Stamps.com (STMP) is trading up sharply today (+30%) after reporting very strong Q2 results and raising guidance last night. In case you're not familiar, Stamps.com is a provider of Internet-based postage services allowing customers to buy and print postage on their computer without having to visit the post office. The company charges a monthly subscription fee plus postage cost. Its platform is also integrated in key partner programs like MS Office and AMZN's Marketplace.
While the company's historical focus has been selling to individuals and small businesses, in recent years, STMP has focused intently on the more lucrative high-volume shippers (warehouses, fulfillment houses, and large volume retailers) and enterprise markets, which are more attractive in terms of margins, ARPU, and churn rates.
To achieve this, STMP has been active on the M&A front. STMP made a large acquisition in late 2015 when it bought Endicia from Newell Brands (NWL). Endicia is a major provider of high volume shipping technologies with seamless access to USPS. STMP now has a full and diverse suite of five brands: ShipStation, ShipWorks, ShippingEasy, Endicia and Stamps.com.
Turning to the Q2 results, non-GAAP EPS rose 62% YoY to $2.08, which was well above market expectations. Revenue rose 38.2% year/year to $116.1 mln, which also was well above expectations. It was not just the Q2 beat, STMP also raised guidance for 2017 as they now expect non-GAAP EPS of $7.50-8.50 and revenue of $435-460 mln vs prior EPS guidance of $7.00-8.00 and revenue guidance of $405-430 mln.
Mailing and Shipping revenue in Q2 was $111.8 mln, up 37% YoY. Growth in that business was driven by both growth in paid customers and growth in the average revenue per unit or ARPU. YoY growth in Q2 accelerated relative to Q1 which grew 30% YoY. Paid customer growth was the result of strong customer acquisition this quarter, as well as lower churn.
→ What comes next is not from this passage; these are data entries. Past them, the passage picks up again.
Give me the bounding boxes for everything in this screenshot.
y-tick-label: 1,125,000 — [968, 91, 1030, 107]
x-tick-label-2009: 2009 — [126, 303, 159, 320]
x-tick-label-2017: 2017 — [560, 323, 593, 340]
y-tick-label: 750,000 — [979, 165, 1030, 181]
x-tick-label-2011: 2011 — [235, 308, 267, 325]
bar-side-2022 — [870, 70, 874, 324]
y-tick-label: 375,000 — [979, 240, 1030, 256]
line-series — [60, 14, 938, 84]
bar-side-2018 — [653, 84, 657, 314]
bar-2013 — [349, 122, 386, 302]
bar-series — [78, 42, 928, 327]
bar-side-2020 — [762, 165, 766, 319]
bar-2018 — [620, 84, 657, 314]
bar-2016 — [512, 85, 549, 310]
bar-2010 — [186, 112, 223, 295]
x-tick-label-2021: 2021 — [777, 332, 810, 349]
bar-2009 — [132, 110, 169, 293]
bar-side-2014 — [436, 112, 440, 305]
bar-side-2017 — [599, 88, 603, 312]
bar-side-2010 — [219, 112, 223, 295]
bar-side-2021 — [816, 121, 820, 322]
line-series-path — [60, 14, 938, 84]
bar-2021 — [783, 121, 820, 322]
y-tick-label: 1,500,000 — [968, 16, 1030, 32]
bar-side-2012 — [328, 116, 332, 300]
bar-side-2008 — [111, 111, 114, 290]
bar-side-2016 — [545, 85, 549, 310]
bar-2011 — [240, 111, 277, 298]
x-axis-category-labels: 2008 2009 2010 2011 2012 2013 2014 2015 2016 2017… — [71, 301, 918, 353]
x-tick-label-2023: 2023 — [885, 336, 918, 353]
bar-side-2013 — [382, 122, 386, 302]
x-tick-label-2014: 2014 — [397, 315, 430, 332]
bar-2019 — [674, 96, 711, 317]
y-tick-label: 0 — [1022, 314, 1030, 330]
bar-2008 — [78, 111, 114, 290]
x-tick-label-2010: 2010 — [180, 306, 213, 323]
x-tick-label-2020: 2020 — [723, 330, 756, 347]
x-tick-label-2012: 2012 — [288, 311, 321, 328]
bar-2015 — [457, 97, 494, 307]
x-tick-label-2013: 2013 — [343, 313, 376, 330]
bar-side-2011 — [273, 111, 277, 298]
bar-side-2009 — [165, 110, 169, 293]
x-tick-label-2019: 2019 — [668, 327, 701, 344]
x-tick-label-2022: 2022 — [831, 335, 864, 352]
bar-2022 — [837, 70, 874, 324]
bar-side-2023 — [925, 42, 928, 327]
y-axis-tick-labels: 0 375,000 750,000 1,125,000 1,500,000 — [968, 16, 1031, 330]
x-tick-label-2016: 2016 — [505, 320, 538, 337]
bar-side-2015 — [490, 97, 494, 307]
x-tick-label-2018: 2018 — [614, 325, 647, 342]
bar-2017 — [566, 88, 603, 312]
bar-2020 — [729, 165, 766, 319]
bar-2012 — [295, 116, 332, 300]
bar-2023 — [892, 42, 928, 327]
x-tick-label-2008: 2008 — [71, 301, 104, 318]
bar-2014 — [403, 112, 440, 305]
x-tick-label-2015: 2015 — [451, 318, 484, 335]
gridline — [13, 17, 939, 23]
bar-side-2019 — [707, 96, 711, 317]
STMP has seen a nice acceleration in YoY growth in paid customers, with Q4 last year up 8%, Q1 of this year up 11% and now Q2 of this year up 14%.
Average monthly churn rate during Q2 was 2.8%, which was down from 3.2% in the prior year period. Reduction in churn was primarily a result of a continued focus on acquiring shipping customers as they tend to have lower churn rates relative to traditional small business office users. ARPU was $50.51 in Q2, up 20% YoY as STMP benefited from continued growth in its shipping business because those customers pay higher subscription fees, and STMP collects additional partnership revenue in that area.
An initiative for 2017 has been to invest heavily in sales and marketing with a focus on acquiring shipping customers, particular e-commerce shippers. STMP continues to see strong return on investment and STMP plans to continue to increase marketing spend in 2017 relative to 2016. STMP is upping its investment in its direct sales team, direct mail, traditional media, radio, television, and search engine marketing.
In sum, this was another impressive quarter for Stamps.com, it follows huge beats in Q4 and Q1 as well. It shows that the company's decision to focus more on the lucrative high-volume shipping market is paying off. The stock hit a rough patch in the March to May period but has rebounded nicely since then, up more than 90% since early May.